Student journalists have been investigating professors of ill repute on the Columbia University campus. They found all kinds of interesting problems.

English professor Michael Golston was found responsible for sexually assaulting and harassing a student, according to documents from an investigation conducted by Columbia’s Office of Equal Opportunity and Affirmative Action.

However, months later, he still retained access to campus and his Columbia-owned faculty apartment. Over a year later, the University has given no official update regarding his teaching status or access to campus to either the complainant or the chair of his department.

Business school professor Geert Bekaert was convicted in federal court for retaliating against Enrichetta Ravina, former assistant professor of finance, after she reported him to the University for sexual harassment.

Today, Bekaert continues to oversee research projects and teach classes on campus.

According to a lawsuit filed by Jane Doe, former history and classics professor William Harris repeatedly sexually harassed her, then disparaged her to their colleagues when she refused him.

Although he retired as a part of a settlement with the University nearly two years ago, Harris still frequents campus, particularly reading rooms in Butler Library where classics students perform research. He also still lives in his Columbia-owned faculty apartment.

“It makes my skin crawl, and I basically can’t even bring myself to look at him or in his direction,” said one classics student on running into Harris in the library.

After prominent neuroscientist and Zuckerman Mind Brain Behavior Institute Co-Director Thomas Jessell was found guilty of sexual misconduct by the University, Columbia announced he would be removed from all administrative posts.

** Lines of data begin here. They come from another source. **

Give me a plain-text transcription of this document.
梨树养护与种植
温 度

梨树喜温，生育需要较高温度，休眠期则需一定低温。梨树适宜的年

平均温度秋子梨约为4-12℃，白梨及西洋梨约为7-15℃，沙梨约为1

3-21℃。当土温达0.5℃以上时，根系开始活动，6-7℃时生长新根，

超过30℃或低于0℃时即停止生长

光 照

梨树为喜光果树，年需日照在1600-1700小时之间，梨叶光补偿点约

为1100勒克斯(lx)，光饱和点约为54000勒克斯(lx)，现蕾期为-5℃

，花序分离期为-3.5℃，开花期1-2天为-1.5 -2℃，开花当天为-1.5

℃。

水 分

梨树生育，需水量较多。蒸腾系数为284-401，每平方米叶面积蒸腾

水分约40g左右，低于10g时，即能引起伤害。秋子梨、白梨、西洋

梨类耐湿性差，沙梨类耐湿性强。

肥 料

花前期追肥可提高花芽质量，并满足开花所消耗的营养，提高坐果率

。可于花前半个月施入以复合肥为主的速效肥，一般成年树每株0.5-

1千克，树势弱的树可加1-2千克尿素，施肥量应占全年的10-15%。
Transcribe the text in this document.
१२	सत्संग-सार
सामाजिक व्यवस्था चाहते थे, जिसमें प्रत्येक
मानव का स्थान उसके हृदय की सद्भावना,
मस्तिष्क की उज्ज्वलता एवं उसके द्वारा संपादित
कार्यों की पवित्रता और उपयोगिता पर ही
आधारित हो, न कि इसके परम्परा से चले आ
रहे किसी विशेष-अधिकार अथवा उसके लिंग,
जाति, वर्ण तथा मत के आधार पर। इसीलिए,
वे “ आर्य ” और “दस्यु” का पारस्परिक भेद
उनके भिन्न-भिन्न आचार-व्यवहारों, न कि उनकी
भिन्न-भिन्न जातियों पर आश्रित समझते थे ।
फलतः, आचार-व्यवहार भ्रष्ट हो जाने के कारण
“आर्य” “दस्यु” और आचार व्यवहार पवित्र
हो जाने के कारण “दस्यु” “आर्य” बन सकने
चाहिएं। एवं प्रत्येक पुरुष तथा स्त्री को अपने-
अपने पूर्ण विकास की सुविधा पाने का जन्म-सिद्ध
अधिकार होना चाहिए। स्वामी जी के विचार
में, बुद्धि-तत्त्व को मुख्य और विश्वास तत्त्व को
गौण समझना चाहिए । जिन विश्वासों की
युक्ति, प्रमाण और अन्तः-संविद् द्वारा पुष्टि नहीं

But eight months later, Jessell remained on campus, continuing to work with students and use research facilities.

Columbia has never formally dismissed a tenured faculty member who has been convicted of sexual misconduct, assault, or harassment, University President Lee Bollinger told Spectator in an interview last October.

Wow. So the “punishment” for sexually harassing students is not having to do any committee work anymore? These guys are still getting paid by the university?

Note that at the same time, these universities have an army of serfs, the adjuncts.

To be a perennial adjunct professor is to hear the constant tone of higher education’s death knell. The story is well known—the long hours, the heavy workload, the insufficient pay—as academia relies on adjunct professors, non-tenured faculty members, who are often paid pennies on the dollar to do the same work required of their tenured colleagues.

That’s from a story about Thea Hunter, a black woman historian who was basically worked to death as an adjunct.

She had a number of ailments that bothered her—her asthma, her heart—and the rigors of being an adjunct added to them. Had she been tenured, she would have experienced a sort of security that tenure is designed to provide: a campus office of her own, health insurance, authority and respect with which to navigate campus bureaucracy, greater financial stability. Without tenure, she was unprotected, at the whim of her body’s failings, working long hours for little pay, teaching large survey classes outside of her area of special expertise. As Terry McGlynn, a biology professor at California State University at Dominguez Hills, wrote in The Chronicle of Higher Education, “Full professors benefit from the exploitation of non-tenure-track instructors.” Adjuncts often do the work that other professors don’t want.

There really is a deep rich/poor divide in academia. We have a moral obligation to end it.